その中で彼らはやっと大好物のチーズを今日も見つけた。そのチーズの量は莫大で、もう一生食べていけるんだと思うくらいの量だった。
ついに安定を手にした(と思った)ネズミと小人たちはその食料地を「ステーションC」と呼び、お腹いっぱい毎日たらふくチーズを食べていた。生活は安定し、わざわざかつてのようにチーズを探す必要がなくなったのだ。
しかし、ある日突然チーズは目の前からなくなってしまう。この後のネズミたちの行動と小人たちの行動は大きく異なっていた。
ネズミたちの行動
ネズミたちの名前はスニッフとスカリー。二匹は兎にも角にも行動した。「無くなったのなら探せばいい」というのが彼らのとった行動だった。スニッフたちは迷路を探し続けた。時には匂いを嗅ぎ、時には壁を引っ掻きながらとにかく新しいチーズを探した。そしてついにネズミたちはステーションCよりも更に莫大なチーズの山を見つけるのだった。
小人たちの行動
小人たちの名前はヘムとホー。二人はチーズが無くなってしまった時に考えた。「もしかしたら一時的にチーズは消えてしまったのかもしれない...」。その後も毎日毎日「ステーションC」へ通い続けるヘムとホー。しかしそこにチーズが現れることはなかった。

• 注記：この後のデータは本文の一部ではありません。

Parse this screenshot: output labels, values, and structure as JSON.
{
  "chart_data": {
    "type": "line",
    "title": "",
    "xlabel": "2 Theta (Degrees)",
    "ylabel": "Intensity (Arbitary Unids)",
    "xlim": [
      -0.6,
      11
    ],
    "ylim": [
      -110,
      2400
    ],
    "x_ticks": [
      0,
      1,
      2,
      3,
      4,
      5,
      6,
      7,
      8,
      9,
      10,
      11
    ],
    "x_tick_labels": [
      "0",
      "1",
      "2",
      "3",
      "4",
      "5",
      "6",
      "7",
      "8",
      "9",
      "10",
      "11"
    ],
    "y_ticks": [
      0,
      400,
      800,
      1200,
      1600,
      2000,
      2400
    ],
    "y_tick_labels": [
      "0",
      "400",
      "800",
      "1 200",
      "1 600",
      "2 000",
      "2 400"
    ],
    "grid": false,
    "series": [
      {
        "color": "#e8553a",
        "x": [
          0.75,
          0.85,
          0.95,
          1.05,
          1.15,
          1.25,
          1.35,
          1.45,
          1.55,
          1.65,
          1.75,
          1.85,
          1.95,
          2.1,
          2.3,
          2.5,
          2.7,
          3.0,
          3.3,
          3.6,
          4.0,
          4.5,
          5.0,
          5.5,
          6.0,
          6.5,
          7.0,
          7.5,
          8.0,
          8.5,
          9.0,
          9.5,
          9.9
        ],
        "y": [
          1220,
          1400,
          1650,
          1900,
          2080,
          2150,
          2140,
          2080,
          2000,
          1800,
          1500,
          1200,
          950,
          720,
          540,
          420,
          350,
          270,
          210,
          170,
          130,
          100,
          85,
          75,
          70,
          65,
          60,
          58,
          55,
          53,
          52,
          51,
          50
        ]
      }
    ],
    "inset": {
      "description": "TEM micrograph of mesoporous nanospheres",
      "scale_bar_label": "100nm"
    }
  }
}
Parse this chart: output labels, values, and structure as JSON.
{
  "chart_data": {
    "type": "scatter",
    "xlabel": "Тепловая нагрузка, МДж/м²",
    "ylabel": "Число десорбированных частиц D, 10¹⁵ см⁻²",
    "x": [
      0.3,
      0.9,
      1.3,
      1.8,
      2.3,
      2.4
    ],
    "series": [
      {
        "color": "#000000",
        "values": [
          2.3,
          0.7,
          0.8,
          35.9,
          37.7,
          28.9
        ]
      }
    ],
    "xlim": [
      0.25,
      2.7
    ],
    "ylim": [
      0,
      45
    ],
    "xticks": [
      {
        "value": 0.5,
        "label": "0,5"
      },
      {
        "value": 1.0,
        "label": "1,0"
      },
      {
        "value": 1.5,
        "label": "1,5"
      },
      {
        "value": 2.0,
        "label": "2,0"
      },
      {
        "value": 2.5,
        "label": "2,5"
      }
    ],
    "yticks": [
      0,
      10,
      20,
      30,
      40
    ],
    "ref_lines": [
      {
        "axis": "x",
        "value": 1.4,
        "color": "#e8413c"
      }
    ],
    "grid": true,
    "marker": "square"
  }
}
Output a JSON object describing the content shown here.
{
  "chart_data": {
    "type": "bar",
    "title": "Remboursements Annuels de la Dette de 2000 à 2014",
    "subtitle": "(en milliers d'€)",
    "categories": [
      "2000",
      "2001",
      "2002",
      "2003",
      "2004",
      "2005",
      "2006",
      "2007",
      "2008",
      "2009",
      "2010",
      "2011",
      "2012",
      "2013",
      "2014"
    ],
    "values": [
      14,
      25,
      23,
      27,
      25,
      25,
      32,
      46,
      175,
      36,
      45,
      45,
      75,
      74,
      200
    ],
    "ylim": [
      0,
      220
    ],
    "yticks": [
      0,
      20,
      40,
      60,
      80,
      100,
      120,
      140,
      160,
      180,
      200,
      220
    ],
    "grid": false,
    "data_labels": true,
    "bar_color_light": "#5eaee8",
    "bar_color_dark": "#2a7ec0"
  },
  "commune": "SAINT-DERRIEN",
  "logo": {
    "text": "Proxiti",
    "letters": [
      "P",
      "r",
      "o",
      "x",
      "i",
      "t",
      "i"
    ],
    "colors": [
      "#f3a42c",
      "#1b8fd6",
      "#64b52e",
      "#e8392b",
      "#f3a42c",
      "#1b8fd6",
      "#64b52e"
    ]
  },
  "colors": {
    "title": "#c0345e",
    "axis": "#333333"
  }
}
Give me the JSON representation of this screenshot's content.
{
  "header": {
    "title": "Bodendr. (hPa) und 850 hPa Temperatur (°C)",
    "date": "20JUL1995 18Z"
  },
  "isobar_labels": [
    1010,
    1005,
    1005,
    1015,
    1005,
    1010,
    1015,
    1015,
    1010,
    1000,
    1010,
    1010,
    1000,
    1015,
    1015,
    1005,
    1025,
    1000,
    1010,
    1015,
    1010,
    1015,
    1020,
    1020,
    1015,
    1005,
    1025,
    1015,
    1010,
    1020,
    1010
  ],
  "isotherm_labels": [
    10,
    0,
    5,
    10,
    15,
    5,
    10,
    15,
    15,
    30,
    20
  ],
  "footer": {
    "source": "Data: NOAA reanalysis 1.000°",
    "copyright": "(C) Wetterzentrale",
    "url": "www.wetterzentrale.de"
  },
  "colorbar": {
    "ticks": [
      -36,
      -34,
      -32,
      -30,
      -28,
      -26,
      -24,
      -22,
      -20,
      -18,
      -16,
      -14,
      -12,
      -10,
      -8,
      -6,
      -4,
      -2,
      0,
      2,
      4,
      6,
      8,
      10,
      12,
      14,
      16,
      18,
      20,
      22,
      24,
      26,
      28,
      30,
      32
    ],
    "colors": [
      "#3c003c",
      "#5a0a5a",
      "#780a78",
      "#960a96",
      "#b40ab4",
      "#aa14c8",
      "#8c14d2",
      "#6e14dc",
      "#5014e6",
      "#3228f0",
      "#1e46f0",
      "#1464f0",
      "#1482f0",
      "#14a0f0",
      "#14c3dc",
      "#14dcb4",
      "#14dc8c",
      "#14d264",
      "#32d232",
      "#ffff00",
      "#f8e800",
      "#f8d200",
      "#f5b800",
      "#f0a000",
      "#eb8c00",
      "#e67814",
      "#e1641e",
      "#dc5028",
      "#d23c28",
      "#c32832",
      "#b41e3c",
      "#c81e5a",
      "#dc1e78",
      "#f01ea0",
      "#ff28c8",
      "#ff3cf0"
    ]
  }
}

暫くたった後、ヘムはホーに「ステーションC」を出発して新しいチーズを探しにいくことを提案する。しかし、ヘムは聞く耳を持たない。最終的にホーは「このままでは生きていけない」と考え、ヘムを置いてチーズを探す旅に出る。
もしかしたら「ステーションC」にいればチーズは見つかったのかもしれない。結局ネズミたちはどうなったのだろう。と思考を重ねながら最終的にたどり着いたのはチーズの山。そこでホーに向かって手を振っていたのは、チーズをたらふく口に詰め込んだあのネズミたちだった。
こんな短い短い話が『チーズはどこへ消えた?』だ。
でも、この話から何を学べるんですか?
以下に解説するね。
『チーズはどこへ消えた?』の解説
本の内容を理解するためには、誰が書いたのかをまずは確認しておこう。
この本を書いたのは?
医学博士・心理学者でハーバード・ビジネス・スクールの名誉会員。 そんな華やかな肩書きを持つスペンサー・ジョンソンが書いたのが本書『チーズはどこへ消えた?』だ。
ページ数が約100ページという短い文章の中で彼が伝えたかった事はなんなのだろうか?
登場人物の名前に注目してみよう
本書における登場人物はネズミのスニッフ、スカリー、小人のヘム、ホーだ。 それぞれの登場人物には英語で意味がある。 スニッフ(変化に気づく)、スカリー(行動する)、ヘム(閉じ込める)、ホー(笑う)だ。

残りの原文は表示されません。